I looked around at all the green hills of that area and wanted to simply lay down under a tree and sleep. It was so peaceful. I felt so peaceful there. I wonder if that is why the Lord gave us green pastures: to help us understand the peace He has for us. I LOVE green pastures. And quiet waters. Is it in part because of my English heritage? Or my heavenly heritage? Or both?

I recently learned that I have hundreds of years of English heritage, as in centuries and centuries and centuries. Is it possible for a love of that countryside for those who lived there can be passed down in our blood? Or our genes?
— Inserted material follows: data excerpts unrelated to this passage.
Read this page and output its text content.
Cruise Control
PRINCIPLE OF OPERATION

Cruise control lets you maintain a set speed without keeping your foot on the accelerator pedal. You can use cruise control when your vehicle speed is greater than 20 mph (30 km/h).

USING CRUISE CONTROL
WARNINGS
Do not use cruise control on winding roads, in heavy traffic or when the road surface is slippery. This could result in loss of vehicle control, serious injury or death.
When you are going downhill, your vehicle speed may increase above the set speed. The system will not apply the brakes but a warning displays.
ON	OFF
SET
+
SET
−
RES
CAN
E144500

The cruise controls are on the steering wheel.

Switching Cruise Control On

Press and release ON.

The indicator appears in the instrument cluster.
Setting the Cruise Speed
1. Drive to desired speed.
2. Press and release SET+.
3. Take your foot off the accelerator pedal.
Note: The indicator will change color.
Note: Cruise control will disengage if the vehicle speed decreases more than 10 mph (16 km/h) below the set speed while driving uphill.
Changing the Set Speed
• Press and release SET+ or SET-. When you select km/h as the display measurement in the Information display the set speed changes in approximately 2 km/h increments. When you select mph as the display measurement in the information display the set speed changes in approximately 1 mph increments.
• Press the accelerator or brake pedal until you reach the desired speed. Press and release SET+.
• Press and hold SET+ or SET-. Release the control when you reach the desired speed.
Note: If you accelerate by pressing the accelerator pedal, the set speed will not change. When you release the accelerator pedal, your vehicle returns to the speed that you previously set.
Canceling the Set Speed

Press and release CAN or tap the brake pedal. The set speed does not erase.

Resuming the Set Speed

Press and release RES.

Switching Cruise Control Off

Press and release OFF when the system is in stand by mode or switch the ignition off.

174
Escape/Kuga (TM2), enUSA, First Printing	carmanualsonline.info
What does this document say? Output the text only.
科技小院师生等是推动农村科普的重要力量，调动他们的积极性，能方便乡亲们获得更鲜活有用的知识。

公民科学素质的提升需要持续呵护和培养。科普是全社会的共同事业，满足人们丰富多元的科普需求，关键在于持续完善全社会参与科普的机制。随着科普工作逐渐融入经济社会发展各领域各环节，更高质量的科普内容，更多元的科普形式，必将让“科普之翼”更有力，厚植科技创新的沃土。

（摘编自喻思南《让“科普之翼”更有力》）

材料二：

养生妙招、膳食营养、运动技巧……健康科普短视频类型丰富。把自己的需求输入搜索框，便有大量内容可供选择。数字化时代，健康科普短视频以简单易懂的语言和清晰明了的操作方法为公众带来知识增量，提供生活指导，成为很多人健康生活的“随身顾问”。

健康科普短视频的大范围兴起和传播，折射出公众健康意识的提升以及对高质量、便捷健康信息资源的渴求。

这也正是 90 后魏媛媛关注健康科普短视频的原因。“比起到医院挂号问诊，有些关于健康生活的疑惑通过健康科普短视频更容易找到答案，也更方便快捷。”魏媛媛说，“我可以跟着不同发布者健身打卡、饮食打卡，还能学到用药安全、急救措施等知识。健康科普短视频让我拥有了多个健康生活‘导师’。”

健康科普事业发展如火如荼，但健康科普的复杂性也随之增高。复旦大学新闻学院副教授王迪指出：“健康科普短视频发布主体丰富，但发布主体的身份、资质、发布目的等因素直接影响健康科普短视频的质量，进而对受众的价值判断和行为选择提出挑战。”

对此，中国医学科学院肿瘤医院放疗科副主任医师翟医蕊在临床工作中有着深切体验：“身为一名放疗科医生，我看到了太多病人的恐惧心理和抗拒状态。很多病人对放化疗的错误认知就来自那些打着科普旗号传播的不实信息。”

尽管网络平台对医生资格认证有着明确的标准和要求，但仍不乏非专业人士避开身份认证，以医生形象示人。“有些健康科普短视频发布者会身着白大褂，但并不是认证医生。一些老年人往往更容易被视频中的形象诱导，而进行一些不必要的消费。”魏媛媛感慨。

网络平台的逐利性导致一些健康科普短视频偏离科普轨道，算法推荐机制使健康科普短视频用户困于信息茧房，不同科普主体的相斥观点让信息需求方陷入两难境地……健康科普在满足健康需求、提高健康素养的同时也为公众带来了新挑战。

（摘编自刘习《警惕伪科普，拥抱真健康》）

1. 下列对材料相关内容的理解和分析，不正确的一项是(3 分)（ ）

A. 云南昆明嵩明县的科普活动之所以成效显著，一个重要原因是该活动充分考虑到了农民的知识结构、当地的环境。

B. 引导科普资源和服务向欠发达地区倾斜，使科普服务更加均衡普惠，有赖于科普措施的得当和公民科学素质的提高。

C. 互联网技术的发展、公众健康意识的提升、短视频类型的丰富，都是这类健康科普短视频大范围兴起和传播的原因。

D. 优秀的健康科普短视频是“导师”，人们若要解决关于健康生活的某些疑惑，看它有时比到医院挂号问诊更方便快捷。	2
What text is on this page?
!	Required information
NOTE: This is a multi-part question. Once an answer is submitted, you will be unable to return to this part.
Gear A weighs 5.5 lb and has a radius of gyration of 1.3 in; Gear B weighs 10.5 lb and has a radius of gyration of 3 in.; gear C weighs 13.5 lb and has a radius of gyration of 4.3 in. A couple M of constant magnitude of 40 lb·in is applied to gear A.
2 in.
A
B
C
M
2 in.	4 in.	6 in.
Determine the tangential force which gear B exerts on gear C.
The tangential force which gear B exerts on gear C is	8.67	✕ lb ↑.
I’m not sure what Wordsworth meant when he said “Little we see in Nature that is ours,” but I see in Nature the divinity of lessons God intends to share with us, things to bring us joy and peace, such as the mirroring of God’s love and peace in the quietude of still water or the soothingness of rich verdure.

Happy Putting Off the World and Feeling His Peace,

Liz 🙂

P.S. Ironically, as I was typing this post, I got a text from a store advertising a sale. I typed “STOP” as my reply and was promptly unsubscribed from their frequent texts. Ah. That felt good. One less beep to interrupt my quiet moments. 🙂

LOL: IMG_0010

P.S. Even more interestingly, almost 2 hours after publishing this post, I was listening to the Mormon Channel while folding laundry. I was fascinated to learn about “Poets of the Restoration,” and to hear that the episode being broadcast was about John Taylor, who was from the Lake District and influenced by the poets of that area! (He was educated formally until age 14.) So interesting to get a taste of his poetry. I am always amazed at how talented each of the latter-day prophets has been!